Sukezaemon (Toshiro Mifune) est un bandit qui décide de devenir pirate, mais son bateau coule suite à une terrible tempête. C’est alors qu’à la dérive sur un petit morceau de bois accompagné de son coffre à bijoux, seul chose qu’il a pu sauver du naufrage, il se fait attaquer par le Pirate Noir et est laissé pour mort.

En vérité, il dérive inconscient jusqu’à atterrir sur une terre inconnue sauvée par un vieil ermite. Alors qu’il se promène en ville, il aperçoit sur la princesse locale, un des bijoux de son coffre dérobé par le Pirate Noir et décide d’enquêter pour en savoir plus.
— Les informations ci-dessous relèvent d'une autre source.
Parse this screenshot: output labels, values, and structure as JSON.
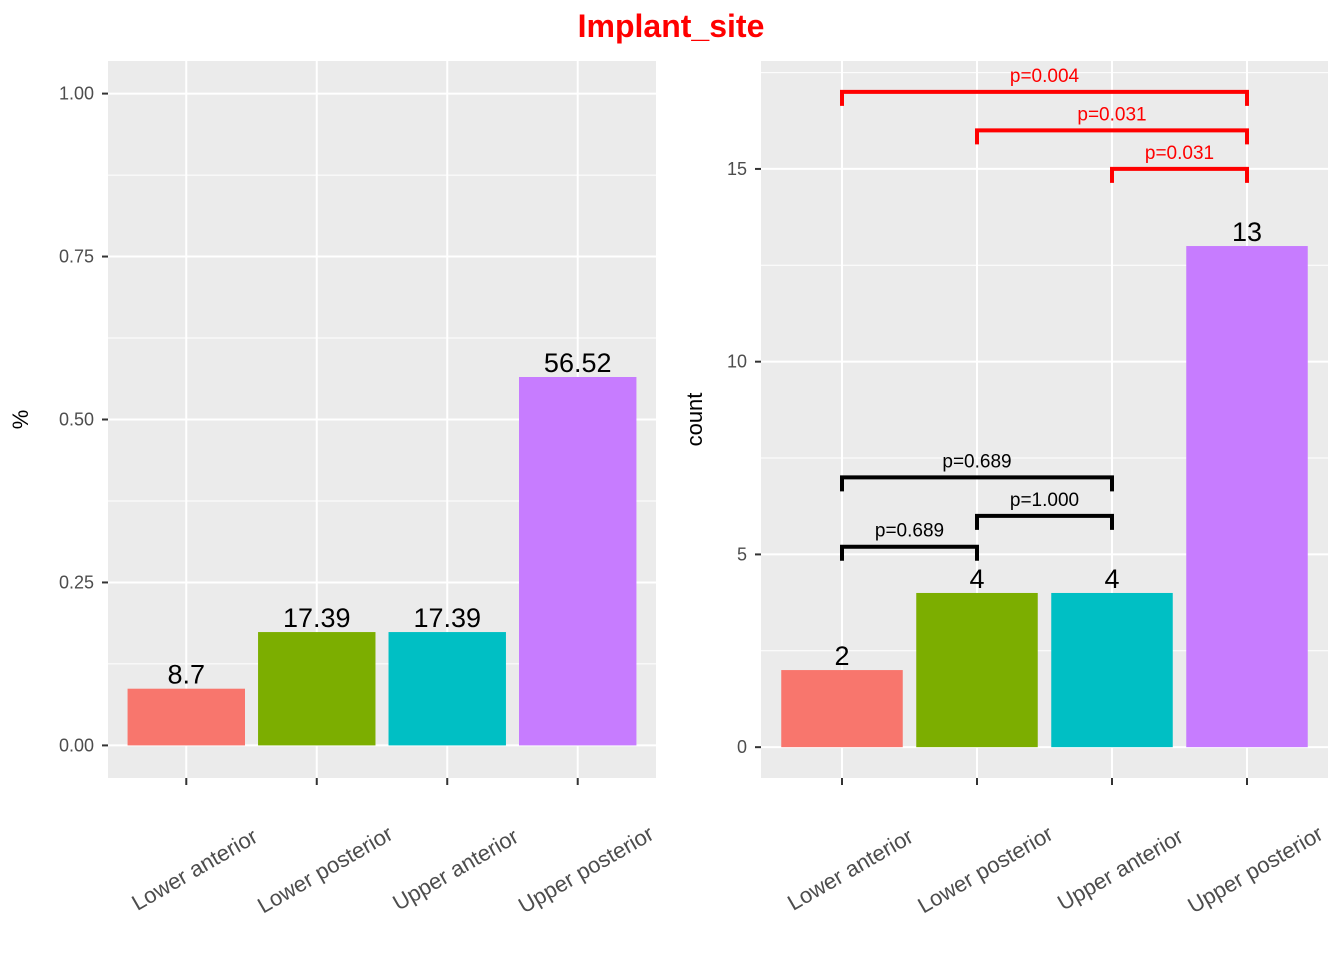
{
  "title": "Implant_site",
  "colors": {
    "title": "#ff0000",
    "panel_bg": "#ebebeb",
    "grid": "#ffffff",
    "sig_bracket": "#ff0000",
    "ns_bracket": "#000000",
    "bars": [
      "#f8766d",
      "#7cae00",
      "#00bfc4",
      "#c77cff"
    ]
  },
  "chart_data": [
    {
      "type": "bar",
      "categories": [
        "Lower anterior",
        "Lower posterior",
        "Upper anterior",
        "Upper posterior"
      ],
      "values": [
        0.087,
        0.1739,
        0.1739,
        0.5652
      ],
      "data_labels": [
        "8.7",
        "17.39",
        "17.39",
        "56.52"
      ],
      "xlabel": "",
      "ylabel": "%",
      "ylim": [
        -0.05,
        1.05
      ],
      "yticks": [
        0,
        0.25,
        0.5,
        0.75,
        1
      ],
      "ytick_labels": [
        "0.00",
        "0.25",
        "0.50",
        "0.75",
        "1.00"
      ],
      "grid": true,
      "comparisons": []
    },
    {
      "type": "bar",
      "categories": [
        "Lower anterior",
        "Lower posterior",
        "Upper anterior",
        "Upper posterior"
      ],
      "values": [
        2,
        4,
        4,
        13
      ],
      "data_labels": [
        "2",
        "4",
        "4",
        "13"
      ],
      "xlabel": "",
      "ylabel": "count",
      "ylim": [
        -0.8,
        17.8
      ],
      "yticks": [
        0,
        5,
        10,
        15
      ],
      "ytick_labels": [
        "0",
        "5",
        "10",
        "15"
      ],
      "grid": true,
      "comparisons": [
        {
          "from": 0,
          "to": 1,
          "y": 5.2,
          "label": "p=0.689",
          "significant": false
        },
        {
          "from": 1,
          "to": 2,
          "y": 6.0,
          "label": "p=1.000",
          "significant": false
        },
        {
          "from": 0,
          "to": 2,
          "y": 7.0,
          "label": "p=0.689",
          "significant": false
        },
        {
          "from": 2,
          "to": 3,
          "y": 15.0,
          "label": "p=0.031",
          "significant": true
        },
        {
          "from": 1,
          "to": 3,
          "y": 16.0,
          "label": "p=0.031",
          "significant": true
        },
        {
          "from": 0,
          "to": 3,
          "y": 17.0,
          "label": "p=0.004",
          "significant": true
        }
      ]
    }
  ]
}
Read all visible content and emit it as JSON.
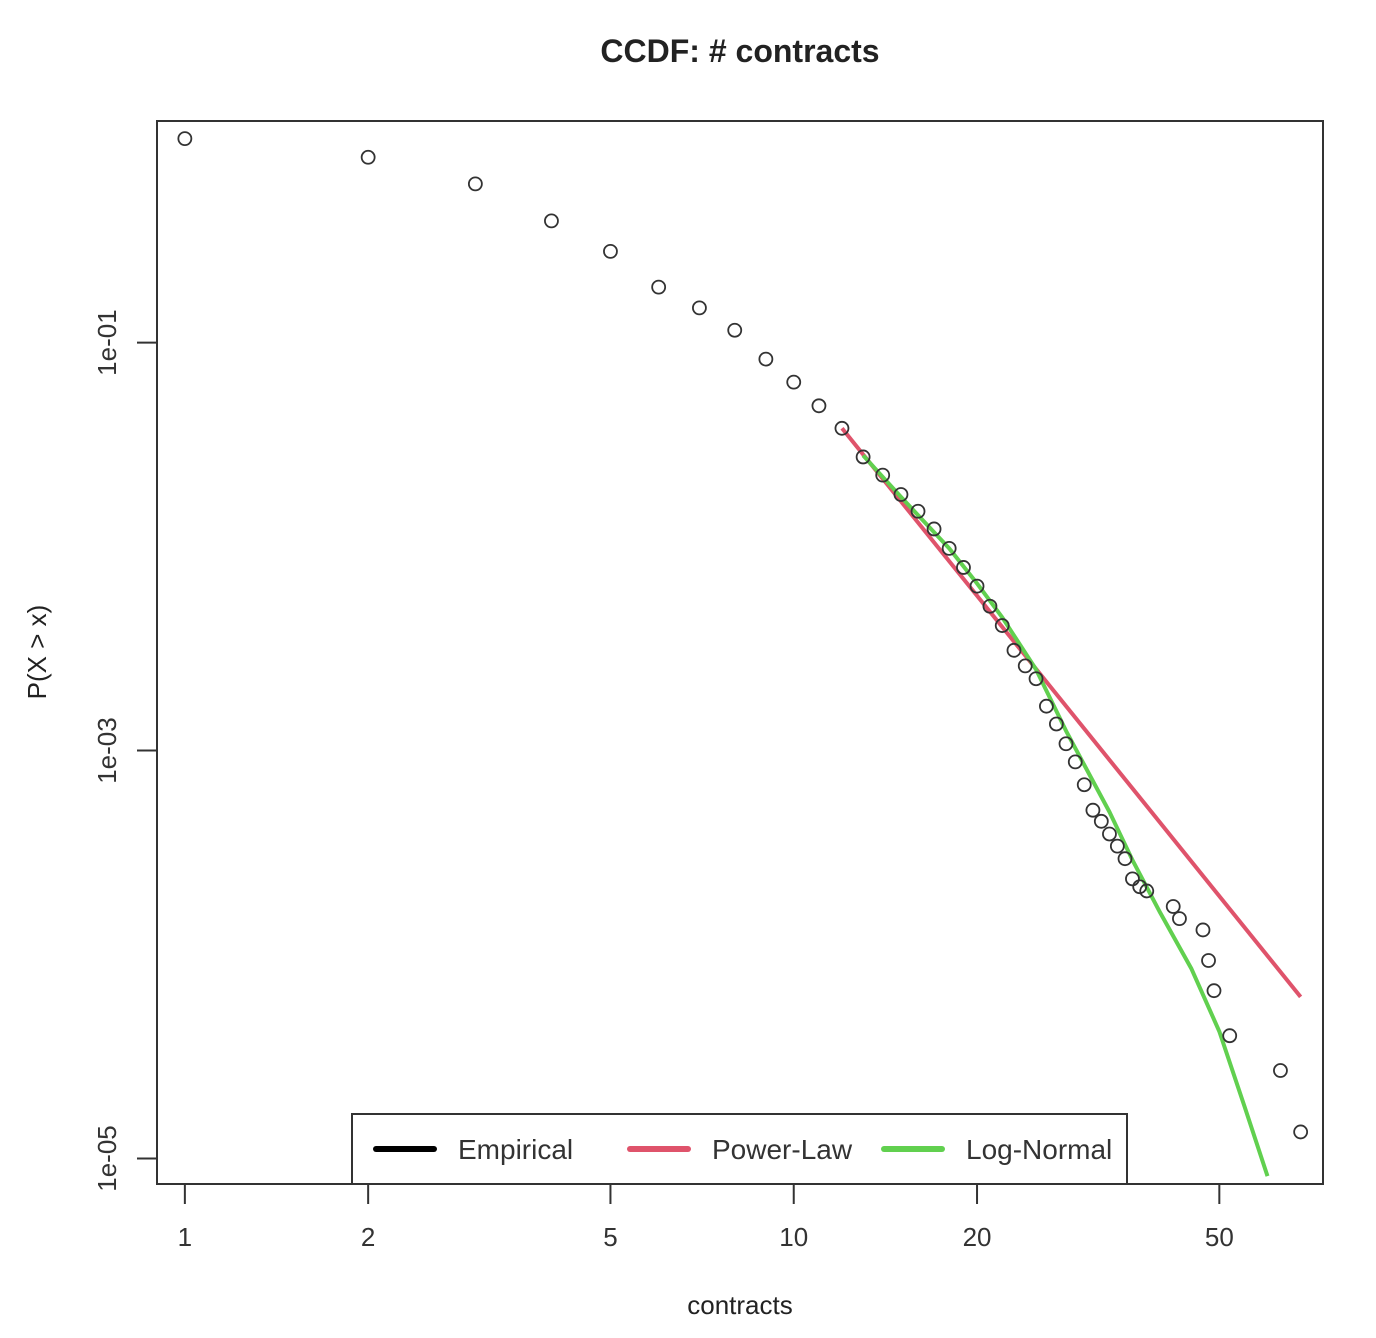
{
  "chart_data": {
    "type": "scatter",
    "title": "CCDF: # contracts",
    "xlabel": "contracts",
    "ylabel": "P(X > x)",
    "xscale": "log",
    "yscale": "log",
    "xlim": [
      0.9,
      74
    ],
    "ylim": [
      7.5e-06,
      1.22
    ],
    "x_ticks": [
      1,
      2,
      5,
      10,
      20,
      50
    ],
    "x_tick_labels": [
      "1",
      "2",
      "5",
      "10",
      "20",
      "50"
    ],
    "y_ticks": [
      0.1,
      0.001,
      1e-05
    ],
    "y_tick_labels": [
      "1e-01",
      "1e-03",
      "1e-05"
    ],
    "legend": {
      "position": "bottom-center",
      "entries": [
        {
          "label": "Empirical",
          "color": "#000000"
        },
        {
          "label": "Power-Law",
          "color": "#DF536B"
        },
        {
          "label": "Log-Normal",
          "color": "#61D04F"
        }
      ]
    },
    "series": [
      {
        "name": "Empirical",
        "kind": "points",
        "color": "#000000",
        "points": [
          [
            1,
            1.0
          ],
          [
            2,
            0.81
          ],
          [
            3,
            0.6
          ],
          [
            4,
            0.395
          ],
          [
            5,
            0.28
          ],
          [
            6,
            0.187
          ],
          [
            7,
            0.148
          ],
          [
            8,
            0.115
          ],
          [
            9,
            0.083
          ],
          [
            10,
            0.064
          ],
          [
            11,
            0.049
          ],
          [
            12,
            0.038
          ],
          [
            13,
            0.0275
          ],
          [
            14,
            0.0224
          ],
          [
            15,
            0.018
          ],
          [
            16,
            0.0149
          ],
          [
            17,
            0.0122
          ],
          [
            18,
            0.0098
          ],
          [
            19,
            0.0079
          ],
          [
            20,
            0.0064
          ],
          [
            21,
            0.0051
          ],
          [
            22,
            0.0041
          ],
          [
            23,
            0.0031
          ],
          [
            24,
            0.0026
          ],
          [
            25,
            0.00225
          ],
          [
            26,
            0.00165
          ],
          [
            27,
            0.00135
          ],
          [
            28,
            0.00108
          ],
          [
            29,
            0.00088
          ],
          [
            30,
            0.00068
          ],
          [
            31,
            0.00051
          ],
          [
            32,
            0.00045
          ],
          [
            33,
            0.00039
          ],
          [
            34,
            0.00034
          ],
          [
            35,
            0.000295
          ],
          [
            36,
            0.000235
          ],
          [
            37,
            0.000215
          ],
          [
            38,
            0.000205
          ],
          [
            42,
            0.000172
          ],
          [
            43,
            0.00015
          ],
          [
            47,
            0.000132
          ],
          [
            48,
            9.35e-05
          ],
          [
            49,
            6.65e-05
          ],
          [
            52,
            4e-05
          ],
          [
            63,
            2.7e-05
          ],
          [
            68,
            1.35e-05
          ]
        ]
      },
      {
        "name": "Power-Law",
        "kind": "line",
        "color": "#DF536B",
        "points": [
          [
            12,
            0.038
          ],
          [
            68,
            6.2e-05
          ]
        ]
      },
      {
        "name": "Log-Normal",
        "kind": "line",
        "color": "#61D04F",
        "points": [
          [
            13,
            0.028
          ],
          [
            15,
            0.0175
          ],
          [
            18,
            0.0098
          ],
          [
            20,
            0.0066
          ],
          [
            22,
            0.0045
          ],
          [
            25,
            0.0025
          ],
          [
            28,
            0.00125
          ],
          [
            30,
            0.00085
          ],
          [
            33,
            0.0005
          ],
          [
            36,
            0.00029
          ],
          [
            40,
            0.00016
          ],
          [
            45,
            8.5e-05
          ],
          [
            50,
            4.2e-05
          ],
          [
            55,
            1.8e-05
          ],
          [
            60,
            8.2e-06
          ]
        ]
      }
    ]
  }
}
Samurai Pirate, rien que le titre annonce tout un programme, on s’imagine alors le grand Toshiro Mifune partir à l’aventure avec son bateau affrontant des pirates en mer, la vérité est tout autre. Le concept de base pourtant est assez intéressant à savoir mélanger les influences asiatiques, orientales et occidentales.

Ainsi on retrouve un château fort, une ville et des personnages aux accents orientales et au milieu de tout ça on balance Mifune. Comme souvent dans ce genre de production de l’époque les effets spéciaux sont assez cheap, sauf que les pendants Américains avaient au moins le charme des effets spéciaux de Harry Hausen, ce qui est loin d’être le cas dans Samurai Pirate. Ce n’est pas les décors en cartons pâtes qui vont aider à relever le niveau.

L’histoire est assez simple et classique : un héros au grand cœur, une princesse en péril et un méchant chancelier qui a pris la place du Roi (tiens tiens mais ce ne serait pas l’histoire de Robin des bois ça ?). Pourtant même avec une storyline aussi basique, ce n’est pas l’action qui prédomine et il y a quand même beaucoup de blabla autour de pas grand-chose, ce qui fait avancer l’intrigue assez lentement. Il faudra attendre le final et l’attaque du château pour que le film s’anime un minimum et enfin voir un peu d’action.

Entre temps on aura eu le temps de voir un moine pervers, ancêtre de Tortue Génial, capable de se transformer en mouche ou bien carrément transformer ses poils de nez en mouche ainsi qu’une sorcière pouvant métamorphoser ceux qui la regarde dans les yeux en statue de pierre et qui au passage s’amuse aussi à faire des bonds de 6 mètres de haut pendant 3 minutes. Je passerais sur le borgne as du tir à l’arc, le colosse garde du corps de la princesse ou encore le nain assistant du chancelier. Il y a un passage également assez ridicule dans lequel un Mifune totalement incrédule se retrouve suspendu à un cerf-volant géant en carton.

Samurai Pirate possède donc un postulat de départ plutôt intéressant, tout comme ses intentions, mais la réalisation et la mise en œuvre ne suivent pas. Heureusement qu’il y a Mifune pour faire passer le tout, tellement charismatique qu’il fait tomber toutes les filles du film.

On aurait aimé aussi que le film de Senkichi Taniguchi choisisse sa voie de façon plus marqué soit vers la comédie pure soit vers un ton plus sérieux, car les nombreux moments et personnages complètement bis n’aident vraiment pas à crédibiliser les parties plus sérieuses du métrage.

Tentative ratée donc pour cet essai d’adaptation des épopées orientales à la mode Japonaise.